Due to lousy weather and having to work these past few days, I have not been poking around my garden. Imagine my surprise, today, when I found these plants still blooming.


Kia hora te manno
Kia whakapapa paumamu te moana
Kia tere te Karohirohi
May the calm be widespread
May the sea glisten like the greenstone
And may the glimmer of summer dance across your pathways
Some places in the garden are looking very forlorn and bedraggled, while in other areas there is still color.
And there are still blooms on several of the geraniums. This weekend I must pull these plants to make them ready for over wintering.
I suppose I should make the effort to pick the last of the tomatoes and make chutney. Perhaps this weekend I will feel like getting the job done as I really hate to see these beauties go to waste.
The mornings are crisp, but not breath stealing cold yet. Trees, and plants are glowing in their fall colors making for beautiful landscapes all along the roads I drive to work.
Holly, and other assorted berry bearing trees and shrubs, have and still are changing into their winter colors. I love to pick and decorate our home with holly during the holiday season.
Yesterday, I spent time in the veggie garden, digging in compost and manure, pulling a few weeds and some of the straggly vegetables, which I knew would not produce much now. The rabbits sure enjoyed the castoff veggies as they were tossed over the fence. No wonder I have semi-tame rabbits hanging around the vegetable garden. *grin*
The makeshift mini green house provides humidity for about 36 cutting of various plants from the garden. The mini greenhouse is downstairs in our daylight basement, which stays at just the right temperature, and provides plenty of bright light for producing nice healthy plants.
There are, coleus, fuchsia, hibiscus, geraniums, a ground cover, lilac, forsythia, and a few others I can't remember right now.

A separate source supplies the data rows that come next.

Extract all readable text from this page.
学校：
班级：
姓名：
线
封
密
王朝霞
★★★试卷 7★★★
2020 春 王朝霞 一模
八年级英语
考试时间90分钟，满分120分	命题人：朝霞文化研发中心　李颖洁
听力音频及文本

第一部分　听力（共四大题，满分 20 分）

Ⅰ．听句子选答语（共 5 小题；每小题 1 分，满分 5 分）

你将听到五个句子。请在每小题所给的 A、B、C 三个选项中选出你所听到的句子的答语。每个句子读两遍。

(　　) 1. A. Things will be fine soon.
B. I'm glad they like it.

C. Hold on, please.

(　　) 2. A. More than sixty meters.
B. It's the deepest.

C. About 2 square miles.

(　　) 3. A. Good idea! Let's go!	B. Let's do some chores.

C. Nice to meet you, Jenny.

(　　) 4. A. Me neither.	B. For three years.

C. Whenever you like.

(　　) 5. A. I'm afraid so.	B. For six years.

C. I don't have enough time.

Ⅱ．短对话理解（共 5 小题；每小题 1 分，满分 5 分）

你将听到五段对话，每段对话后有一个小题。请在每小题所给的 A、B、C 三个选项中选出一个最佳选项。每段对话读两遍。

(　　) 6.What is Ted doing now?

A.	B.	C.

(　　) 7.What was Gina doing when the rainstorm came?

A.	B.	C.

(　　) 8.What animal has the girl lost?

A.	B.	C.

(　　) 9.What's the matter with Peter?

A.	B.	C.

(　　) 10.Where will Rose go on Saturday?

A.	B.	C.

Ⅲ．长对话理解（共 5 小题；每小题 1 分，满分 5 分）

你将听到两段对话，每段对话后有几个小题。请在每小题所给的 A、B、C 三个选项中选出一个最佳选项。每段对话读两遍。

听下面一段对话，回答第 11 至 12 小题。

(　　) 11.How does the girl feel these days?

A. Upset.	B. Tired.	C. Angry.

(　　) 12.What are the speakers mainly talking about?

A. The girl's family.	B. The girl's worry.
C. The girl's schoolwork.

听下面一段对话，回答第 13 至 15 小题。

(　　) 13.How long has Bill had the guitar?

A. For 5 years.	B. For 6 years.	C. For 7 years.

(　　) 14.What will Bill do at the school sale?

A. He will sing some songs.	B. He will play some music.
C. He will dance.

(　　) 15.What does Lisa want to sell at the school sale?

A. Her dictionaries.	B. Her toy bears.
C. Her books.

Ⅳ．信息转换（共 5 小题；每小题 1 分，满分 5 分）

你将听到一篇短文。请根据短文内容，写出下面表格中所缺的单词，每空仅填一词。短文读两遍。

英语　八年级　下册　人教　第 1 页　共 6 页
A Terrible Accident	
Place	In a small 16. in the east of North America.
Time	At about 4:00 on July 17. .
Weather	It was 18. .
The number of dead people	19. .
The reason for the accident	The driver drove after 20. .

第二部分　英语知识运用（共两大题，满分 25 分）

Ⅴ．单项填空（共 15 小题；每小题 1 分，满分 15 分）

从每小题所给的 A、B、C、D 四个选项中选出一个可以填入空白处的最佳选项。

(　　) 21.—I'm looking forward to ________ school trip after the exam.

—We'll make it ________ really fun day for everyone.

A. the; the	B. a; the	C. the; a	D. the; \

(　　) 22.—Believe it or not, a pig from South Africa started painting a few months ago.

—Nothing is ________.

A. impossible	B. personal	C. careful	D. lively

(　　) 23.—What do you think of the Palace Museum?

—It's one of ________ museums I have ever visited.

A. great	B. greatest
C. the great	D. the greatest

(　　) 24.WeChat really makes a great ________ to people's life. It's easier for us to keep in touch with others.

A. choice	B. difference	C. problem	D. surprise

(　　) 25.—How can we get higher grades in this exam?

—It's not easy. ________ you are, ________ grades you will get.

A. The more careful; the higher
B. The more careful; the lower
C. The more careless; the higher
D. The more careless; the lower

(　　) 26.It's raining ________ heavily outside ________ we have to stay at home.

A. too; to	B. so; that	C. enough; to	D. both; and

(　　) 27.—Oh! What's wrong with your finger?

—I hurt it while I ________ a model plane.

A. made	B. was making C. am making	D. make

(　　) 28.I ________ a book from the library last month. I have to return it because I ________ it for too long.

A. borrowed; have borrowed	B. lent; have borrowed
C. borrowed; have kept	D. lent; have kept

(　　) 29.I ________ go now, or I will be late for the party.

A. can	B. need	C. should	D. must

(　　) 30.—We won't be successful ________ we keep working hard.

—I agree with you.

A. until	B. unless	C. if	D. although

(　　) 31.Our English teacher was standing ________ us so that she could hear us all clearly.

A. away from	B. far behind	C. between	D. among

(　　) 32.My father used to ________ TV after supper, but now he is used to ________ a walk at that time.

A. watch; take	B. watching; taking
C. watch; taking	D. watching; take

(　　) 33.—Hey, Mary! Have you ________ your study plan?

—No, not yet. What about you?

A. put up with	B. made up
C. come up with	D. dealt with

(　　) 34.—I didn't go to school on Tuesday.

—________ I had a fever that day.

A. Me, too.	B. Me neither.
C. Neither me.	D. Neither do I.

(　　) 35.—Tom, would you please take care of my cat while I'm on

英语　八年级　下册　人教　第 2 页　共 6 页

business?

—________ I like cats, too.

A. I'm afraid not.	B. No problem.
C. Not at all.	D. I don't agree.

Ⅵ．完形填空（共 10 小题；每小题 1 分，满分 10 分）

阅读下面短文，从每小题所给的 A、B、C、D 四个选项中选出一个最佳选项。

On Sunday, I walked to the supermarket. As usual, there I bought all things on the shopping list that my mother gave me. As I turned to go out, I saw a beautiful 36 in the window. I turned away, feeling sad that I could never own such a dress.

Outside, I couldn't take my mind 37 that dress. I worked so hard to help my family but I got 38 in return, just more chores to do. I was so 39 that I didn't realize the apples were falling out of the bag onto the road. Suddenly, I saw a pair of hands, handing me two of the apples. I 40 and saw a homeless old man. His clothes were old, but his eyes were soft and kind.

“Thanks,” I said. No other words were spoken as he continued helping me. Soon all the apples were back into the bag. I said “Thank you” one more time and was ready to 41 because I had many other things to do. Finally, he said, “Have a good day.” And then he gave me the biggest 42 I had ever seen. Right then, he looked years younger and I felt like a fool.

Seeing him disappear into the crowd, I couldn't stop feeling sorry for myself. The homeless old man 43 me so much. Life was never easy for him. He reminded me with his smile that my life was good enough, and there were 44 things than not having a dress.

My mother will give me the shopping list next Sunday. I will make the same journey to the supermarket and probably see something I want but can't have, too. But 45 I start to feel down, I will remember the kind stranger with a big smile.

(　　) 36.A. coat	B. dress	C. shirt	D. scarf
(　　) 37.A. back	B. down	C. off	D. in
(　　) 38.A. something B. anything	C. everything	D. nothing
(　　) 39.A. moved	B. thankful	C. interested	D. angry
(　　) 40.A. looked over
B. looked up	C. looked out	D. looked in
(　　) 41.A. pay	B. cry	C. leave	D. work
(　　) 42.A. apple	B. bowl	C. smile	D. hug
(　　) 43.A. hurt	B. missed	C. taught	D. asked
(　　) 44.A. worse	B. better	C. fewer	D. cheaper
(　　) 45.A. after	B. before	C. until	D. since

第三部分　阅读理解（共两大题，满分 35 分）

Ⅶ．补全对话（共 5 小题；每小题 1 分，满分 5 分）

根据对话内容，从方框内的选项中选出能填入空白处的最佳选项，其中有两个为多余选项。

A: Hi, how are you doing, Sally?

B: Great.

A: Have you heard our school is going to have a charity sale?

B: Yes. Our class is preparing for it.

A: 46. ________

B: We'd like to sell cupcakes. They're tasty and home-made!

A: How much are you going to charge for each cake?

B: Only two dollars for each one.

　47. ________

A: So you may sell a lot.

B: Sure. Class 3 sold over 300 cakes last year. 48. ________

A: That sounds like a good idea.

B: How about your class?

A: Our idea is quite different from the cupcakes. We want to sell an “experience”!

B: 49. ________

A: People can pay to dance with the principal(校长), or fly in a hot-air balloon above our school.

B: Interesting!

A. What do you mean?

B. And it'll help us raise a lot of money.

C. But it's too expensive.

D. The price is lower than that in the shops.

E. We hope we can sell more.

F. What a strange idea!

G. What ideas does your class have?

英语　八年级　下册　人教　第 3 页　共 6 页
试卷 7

This afternoon I dug up the Russian Fingerling potatoes. They look more like arthritic fingers and one crooked elbow *chuckle* But they sure did taste good, roasted with a few onions, beets and carrots all from the garden.




"October is nature's funeral month. Nature glories in death more than in life. The month of departure is more beautiful than the month of coming - October than May. Every green thing loves to die in bright colors."